After seeing Sunday's coverage of the WW I Draft Registration Cards at Ancestry.com, Darin Price was kind enough to send over not only a scan of an original, but some helpful advice.
I saw your post on WWI Draft Registration Cards in my daily perusal of your website. If you'd like to see an example of an actual one, I've attached my grandfather's. It's interesting to see it filled out.

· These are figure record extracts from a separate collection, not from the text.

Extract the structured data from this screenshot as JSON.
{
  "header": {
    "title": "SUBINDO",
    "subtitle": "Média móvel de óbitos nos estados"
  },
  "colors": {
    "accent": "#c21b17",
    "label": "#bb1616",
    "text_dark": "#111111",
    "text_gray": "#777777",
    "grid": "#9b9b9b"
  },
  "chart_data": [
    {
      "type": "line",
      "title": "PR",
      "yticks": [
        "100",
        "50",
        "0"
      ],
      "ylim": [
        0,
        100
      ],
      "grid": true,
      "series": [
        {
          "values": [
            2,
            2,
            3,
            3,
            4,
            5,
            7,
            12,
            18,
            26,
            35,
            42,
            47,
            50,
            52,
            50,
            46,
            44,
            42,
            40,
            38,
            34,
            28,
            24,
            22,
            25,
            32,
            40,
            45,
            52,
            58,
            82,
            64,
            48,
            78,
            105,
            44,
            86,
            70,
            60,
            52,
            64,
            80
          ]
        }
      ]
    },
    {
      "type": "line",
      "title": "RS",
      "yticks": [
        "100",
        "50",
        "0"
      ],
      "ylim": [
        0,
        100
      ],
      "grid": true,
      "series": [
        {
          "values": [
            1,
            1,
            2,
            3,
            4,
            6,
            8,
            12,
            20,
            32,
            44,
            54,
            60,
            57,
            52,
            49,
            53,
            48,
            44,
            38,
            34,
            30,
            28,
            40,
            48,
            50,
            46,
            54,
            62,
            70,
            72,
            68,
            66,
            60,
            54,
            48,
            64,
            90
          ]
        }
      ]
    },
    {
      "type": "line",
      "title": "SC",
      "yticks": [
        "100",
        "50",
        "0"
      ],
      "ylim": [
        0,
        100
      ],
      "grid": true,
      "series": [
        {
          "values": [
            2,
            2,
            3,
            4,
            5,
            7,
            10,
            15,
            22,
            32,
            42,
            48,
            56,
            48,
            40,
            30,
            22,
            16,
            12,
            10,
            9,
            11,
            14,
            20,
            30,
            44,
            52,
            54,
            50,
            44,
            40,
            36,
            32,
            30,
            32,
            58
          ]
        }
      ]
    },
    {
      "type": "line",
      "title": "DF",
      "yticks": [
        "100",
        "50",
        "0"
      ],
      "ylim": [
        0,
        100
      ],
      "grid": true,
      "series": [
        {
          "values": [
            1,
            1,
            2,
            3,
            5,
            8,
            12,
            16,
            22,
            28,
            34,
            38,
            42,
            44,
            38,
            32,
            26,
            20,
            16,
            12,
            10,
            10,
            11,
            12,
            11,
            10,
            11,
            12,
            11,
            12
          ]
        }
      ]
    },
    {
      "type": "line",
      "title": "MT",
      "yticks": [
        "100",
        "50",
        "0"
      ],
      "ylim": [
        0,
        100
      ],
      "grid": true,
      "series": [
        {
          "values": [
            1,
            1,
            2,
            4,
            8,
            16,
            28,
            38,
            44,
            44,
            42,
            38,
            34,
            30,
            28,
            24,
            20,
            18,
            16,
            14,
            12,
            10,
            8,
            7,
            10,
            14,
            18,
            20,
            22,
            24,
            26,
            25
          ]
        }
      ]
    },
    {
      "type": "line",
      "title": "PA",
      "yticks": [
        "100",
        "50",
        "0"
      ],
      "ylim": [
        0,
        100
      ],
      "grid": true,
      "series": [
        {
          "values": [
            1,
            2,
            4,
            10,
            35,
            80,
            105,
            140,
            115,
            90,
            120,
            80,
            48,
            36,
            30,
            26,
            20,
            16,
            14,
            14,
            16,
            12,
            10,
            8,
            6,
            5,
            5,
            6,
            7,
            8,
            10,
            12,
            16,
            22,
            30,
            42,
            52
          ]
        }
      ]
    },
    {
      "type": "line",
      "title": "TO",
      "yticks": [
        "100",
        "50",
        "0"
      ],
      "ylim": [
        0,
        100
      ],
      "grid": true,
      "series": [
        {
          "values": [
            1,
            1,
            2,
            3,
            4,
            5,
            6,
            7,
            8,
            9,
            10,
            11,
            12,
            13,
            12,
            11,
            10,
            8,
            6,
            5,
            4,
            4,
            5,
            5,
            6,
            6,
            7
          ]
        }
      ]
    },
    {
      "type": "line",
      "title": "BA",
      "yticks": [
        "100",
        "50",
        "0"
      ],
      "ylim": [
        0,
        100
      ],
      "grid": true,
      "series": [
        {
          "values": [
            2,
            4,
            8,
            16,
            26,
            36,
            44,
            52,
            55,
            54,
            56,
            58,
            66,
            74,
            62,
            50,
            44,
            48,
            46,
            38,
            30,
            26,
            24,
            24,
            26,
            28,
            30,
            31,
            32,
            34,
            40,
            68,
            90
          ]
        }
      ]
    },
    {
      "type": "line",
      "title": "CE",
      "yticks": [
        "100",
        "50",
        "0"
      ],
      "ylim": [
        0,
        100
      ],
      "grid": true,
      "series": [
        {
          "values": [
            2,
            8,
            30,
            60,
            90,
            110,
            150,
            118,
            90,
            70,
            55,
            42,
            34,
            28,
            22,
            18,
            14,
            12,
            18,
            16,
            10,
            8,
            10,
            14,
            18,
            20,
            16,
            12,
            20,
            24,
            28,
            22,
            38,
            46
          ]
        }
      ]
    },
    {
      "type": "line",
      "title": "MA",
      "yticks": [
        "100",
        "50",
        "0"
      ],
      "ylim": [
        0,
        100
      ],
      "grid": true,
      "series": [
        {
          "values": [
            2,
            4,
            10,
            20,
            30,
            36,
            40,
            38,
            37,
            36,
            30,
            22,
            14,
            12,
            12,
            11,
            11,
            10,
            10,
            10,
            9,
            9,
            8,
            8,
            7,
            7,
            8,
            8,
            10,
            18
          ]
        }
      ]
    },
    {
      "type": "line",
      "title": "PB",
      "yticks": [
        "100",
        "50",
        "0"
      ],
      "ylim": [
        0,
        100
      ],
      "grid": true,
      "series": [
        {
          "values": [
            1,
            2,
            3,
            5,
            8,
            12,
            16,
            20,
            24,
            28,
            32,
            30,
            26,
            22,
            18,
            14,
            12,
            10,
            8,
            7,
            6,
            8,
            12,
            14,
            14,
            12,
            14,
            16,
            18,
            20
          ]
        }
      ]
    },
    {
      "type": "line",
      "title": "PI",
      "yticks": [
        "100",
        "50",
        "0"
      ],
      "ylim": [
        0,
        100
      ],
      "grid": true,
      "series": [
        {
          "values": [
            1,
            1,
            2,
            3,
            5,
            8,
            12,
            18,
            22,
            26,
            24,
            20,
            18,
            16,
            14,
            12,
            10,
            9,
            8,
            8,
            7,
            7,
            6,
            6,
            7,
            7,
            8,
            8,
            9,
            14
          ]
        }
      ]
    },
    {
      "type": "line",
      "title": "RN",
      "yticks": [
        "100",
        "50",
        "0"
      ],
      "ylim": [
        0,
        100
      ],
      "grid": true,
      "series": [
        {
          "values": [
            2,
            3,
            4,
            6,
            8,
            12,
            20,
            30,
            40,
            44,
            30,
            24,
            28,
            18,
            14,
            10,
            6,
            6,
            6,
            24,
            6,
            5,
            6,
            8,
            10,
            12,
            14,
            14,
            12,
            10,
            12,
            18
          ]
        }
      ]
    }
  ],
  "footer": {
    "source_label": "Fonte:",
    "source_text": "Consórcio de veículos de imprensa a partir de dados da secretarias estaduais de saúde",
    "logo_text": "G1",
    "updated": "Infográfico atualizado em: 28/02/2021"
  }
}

Of note is something that I think many people who make prop documents forget - the local draft official misspelled St. Anthony as "St. Antony." (It's a tiny, tiny place in Miller County, MO. It's just a collection of 4 or 5 houses, but in 1918 it probably had a post office and a store.) Anyway, not everyone is a perfect speller, and I've noticed that it's not all that unusual to find misspellings even on official documents. Also the rubber stamp, that I assume says "Local Board for the County of Miller State of Mo.", is not legible at the end. I always try to include those types of touches on the few prop documents that I've made. I feel that a prop document doesn't have to look perfect, but it should look *real.*
By the way, some of the cards were typewritten, but the majority from this
county were handwritten.
If you are interested in how my grandfather's draft registration turned out: he once told me that he had been called up, and he and the other draftees were put on a train for Texas - I assume for basic training. At one of the stops the train made, they received word that the Armistice had just been signed, so they were all taken off the train and sent back home on the next north-bound train.
My thanks to Mr. Price for his generosity.